Constantia Alexandrou; Andreas Athenodorou; Krzysztof Cichy; Arthur Dromard; Elena Garcia-Ramos; Karl Jansen; Urs Wenger; Falk Zimmermann

doi:10.1140/epjc/s10052-020-7984-9

2024 Impact factor 4.8

Particles and Fields

Open Access

Eur. Phys. J. C (2020) 80: 424
https://doi.org/10.1140/epjc/s10052-020-7984-9

Regular Article - Theoretical Physics

Comparison of topological charge definitions in Lattice QCD

Constantia Alexandrou¹^,2, Andreas Athenodorou¹^,2, Krzysztof Cichy³^*, Arthur Dromard⁴, Elena Garcia-Ramos⁵^,6, Karl Jansen⁵, Urs Wenger⁷ and Falk Zimmermann⁸

¹ Department of Physics, University of Cyprus, P.O. Box 20537, 1678, Nicosia, Cyprus
² Computation-based Science and Technology Research Research, The Cyprus Institute, 20 Kavafi Str., Nicosia, 2121, Cyprus
³ Faculty of Physics, Adam Mickiewicz University, ul.

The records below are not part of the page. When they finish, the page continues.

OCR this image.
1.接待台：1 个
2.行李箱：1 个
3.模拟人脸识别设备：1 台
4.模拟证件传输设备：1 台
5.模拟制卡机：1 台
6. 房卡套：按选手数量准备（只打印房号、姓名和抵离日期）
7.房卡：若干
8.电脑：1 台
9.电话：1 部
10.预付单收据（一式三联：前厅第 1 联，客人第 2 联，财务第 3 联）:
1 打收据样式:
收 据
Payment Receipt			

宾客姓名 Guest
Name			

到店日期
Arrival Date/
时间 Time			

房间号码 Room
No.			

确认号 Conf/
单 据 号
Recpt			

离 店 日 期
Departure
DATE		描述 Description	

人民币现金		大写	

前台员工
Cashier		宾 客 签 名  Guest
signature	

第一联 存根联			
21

Uniwersytetu Poznanskiego 2, 61-614, Poznań, Poland
⁴ Institute for Theoretical Physics, Regensburg University, 93053, Regensburg, Germany
⁵ NIC, DESY, Platanenallee 6, 15738, Zeuthen, Germany
⁶ Humboldt Universität zu Berlin, Newtonstr. 15, 12489, Berlin, Germany
⁷ Universität Bern, Albert Einstein Center for Fundamental Physics, Institute for Theoretical Physics, Sidlerstrasse 5, 3012, Bern, Switzerland
⁸ Helmholtz-Institut für Strahlen- und Kernphysik (Theorie) and Bethe Center for Theoretical Physics, Universität Bonn, 53115, Bonn, Germany

^* e-mail: kcichy@amu.edu.pl

Received: 16 December 2019
Accepted: 28 April 2020
Published online: 15 May 2020

Abstract

In this paper, we show a comparison of different definitions of the topological charge on the lattice. We concentrate on one small-volume ensemble with 2 flavours of dynamical, maximally twisted mass fermions and use three more ensembles to analyze the approach to the continuum limit. We investigate several fermionic and gluonic definitions. The former include the index of the overlap Dirac operator, the spectral flow of the Wilson–Dirac operator and the spectral projectors. For the latter, we take into account different discretizations of the topological charge operator and various smoothing schemes to filter out ultraviolet fluctuations: the gradient flow, stout smearing, APE smearing, HYP smearing and cooling. We show that it is possible to perturbatively match different smoothing schemes and provide a well-defined smoothing scale. We relate the smoothing parameters for cooling, stout and APE smearing to the gradient flow time $\tau$ . In the case of hypercubic smearing the matching is performed numerically. We investigate which conditions have to be met to obtain a valid definition of the topological charge and susceptibility and we argue that all valid definitions are highly correlated and allow good control over topology on the lattice.